“The Sense of Style: The Thinking Persons’ Guide to Writing in the 21st Century” with Steven Pinker
November 18th, 2015
Wednesday, November 18th, 2015 at 8:00 PM
NOTE: This lecture will take place at Cary Hall on a Wednesday (not our usual Saturday).
Steven Pinker, an experimental psychologist at Harvard, cognitive scientist and linguist, has been named as one of the world’s most influential intellectuals, and has written ten books including The Language Instinct and The Better Angels of our Nature. In The Sense of Style, he asks why so much writing is so bad. We can’t blame bloviators, the Internet or today’s youth; good writing has always been hard. Rather than worrying about the decline of the language or recycling spurious edicts from century-old rulebooks, we can apply insights from the sciences of language and mind to the challenge of crafting clear, coherent, and stylish prose.
Do people write badly on purpose, to bamboozle their readers with highfalutin gobbledygook? Is the English language being corrupted by texting and social media? Should we bring back the lost art of diagramming sentences? Have dictionaries abandoned their responsibility to safeguard correct usage? Do the kids today even care about good writing? Why should any of us care? Professor Pinker argues that we need to rethink usage advice for the 21st century. Rather than moaning about the decline of the language, carping over pet peeves, or recycling spurious edicts from the rulebooks of a century ago, we can apply insights from the sciences of language and mind to the challenge of crafting clear, coherent, and stylish prose.
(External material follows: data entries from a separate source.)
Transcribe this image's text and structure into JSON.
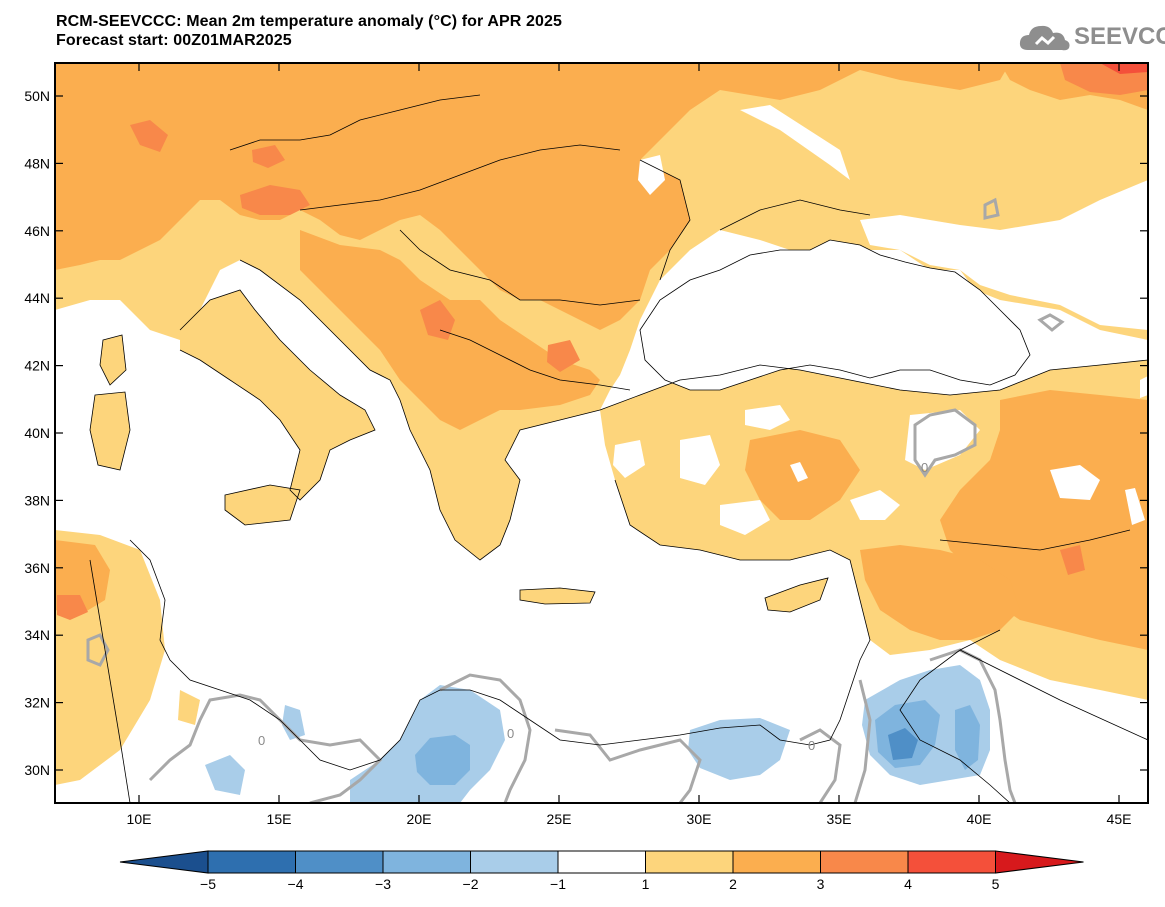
{
  "header": {
    "title_line1": "RCM-SEEVCCC: Mean 2m temperature anomaly (°C) for APR 2025",
    "title_line2": "Forecast start: 00Z01MAR2025"
  },
  "logo": {
    "text": "SEEVCCC",
    "icon": "cloud-icon"
  },
  "map": {
    "lat_labels": [
      "50N",
      "48N",
      "46N",
      "44N",
      "42N",
      "40N",
      "38N",
      "36N",
      "34N",
      "32N",
      "30N"
    ],
    "lon_labels": [
      "10E",
      "15E",
      "20E",
      "25E",
      "30E",
      "35E",
      "40E",
      "45E"
    ],
    "contour_labels": [
      "0",
      "0",
      "0",
      "0"
    ]
  },
  "colorbar": {
    "labels": [
      "−5",
      "−4",
      "−3",
      "−2",
      "−1",
      "1",
      "2",
      "3",
      "4",
      "5"
    ],
    "colors": [
      "#1b4f8e",
      "#2e6faf",
      "#4f8fc7",
      "#7fb4de",
      "#a9cde9",
      "#ffffff",
      "#fdd57c",
      "#fbae4f",
      "#f8884a",
      "#f4503a",
      "#d7191c"
    ]
  }
}
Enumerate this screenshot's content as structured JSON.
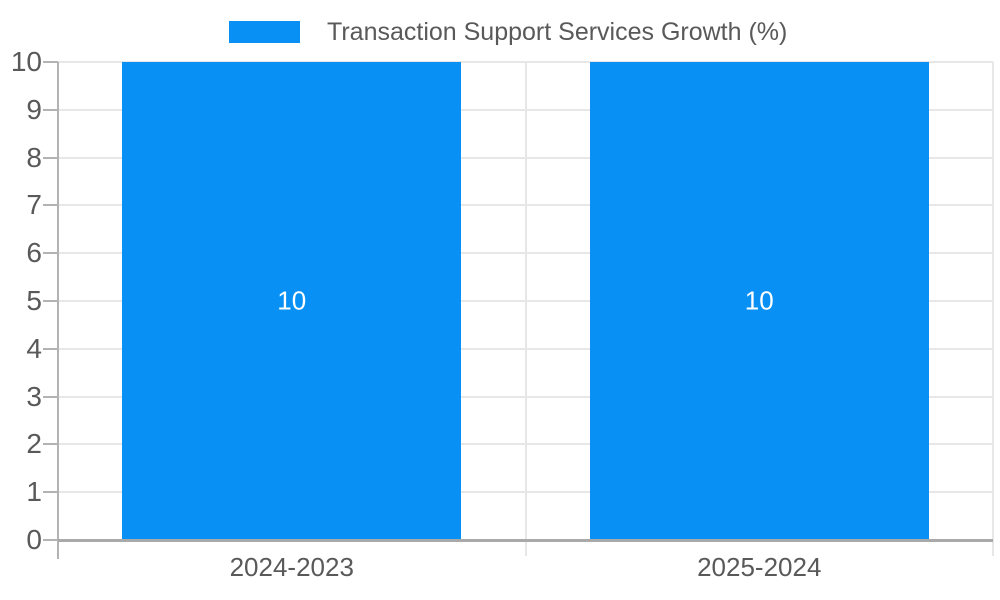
{
  "legend": {
    "label": "Transaction Support Services Growth (%)"
  },
  "chart_data": {
    "type": "bar",
    "title": "Transaction Support Services Growth (%)",
    "categories": [
      "2024-2023",
      "2025-2024"
    ],
    "series": [
      {
        "name": "Transaction Support Services Growth (%)",
        "values": [
          10,
          10
        ]
      }
    ],
    "value_labels": [
      "10",
      "10"
    ],
    "xlabel": "",
    "ylabel": "",
    "ylim": [
      0,
      10
    ],
    "yticks": [
      0,
      1,
      2,
      3,
      4,
      5,
      6,
      7,
      8,
      9,
      10
    ],
    "grid": true,
    "legend_position": "top",
    "colors": {
      "bar": "#0890F5",
      "text": "#595959",
      "value_text": "#ffffff",
      "gridline": "#e7e7e7",
      "axis": "#b3b3b3",
      "baseline": "#a9a9a9"
    }
  }
}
Don’t blame the Internet, or the kids today; good writing has always been hard. It begins with savoring the good prose of others. It requires an act of imagination: maintaining the illusion that one is directing a reader’s gaze to something in the world. A writer must overcome the Curse of Knowledge—the difficulty we all have in imagining what it’s like not to know something we know. Skillful writers must be sensitive to the ways in which syntax converts a tangled web of ideas into a linear string of words. They must weave their prose into a coherent whole, with one sentence flowing into the next. And they must negotiate the rules of correct usage, distinguishing the rules that enhance clarity and grace from the myths and superstitions.
Biography
Steven Arthur Pinker is a Canadian-born American, a Harvard College Professor and the Johnstone Family Professor in the Department of Psychology at Harvard University, and is known for his advocacy of evolutionary psychology and the computational theory of mind.
Steven Pinker is an experimental psychologist and one of the world’s foremost writers on language, mind, and human nature. Currently Johnstone Family Professor of Psychology at Harvard University, Pinker has also taught at Stanford and MIT. His research on visual cognition and the psychology of language has won prizes from the National Academy of Sciences, the Royal Institution of Great Britain, the Cognitive Neuroscience Society, and the American Psychological Association. He has also received eight honorary doctorates, several teaching awards at MIT and Harvard, and numerous prizes for his books. He is Chair of the Usage Panel of the American Heritage Dictionary, and often writes for The New York Times, Time, and The New Republic. He has been named Humanist of the Year, Prospect magazine’s “The World’s Top 100 Public Intellectuals,”Foreign Policy’s “100 Global Thinkers,” and Time magazine’s “The 100 Most Influential People in the World Today.”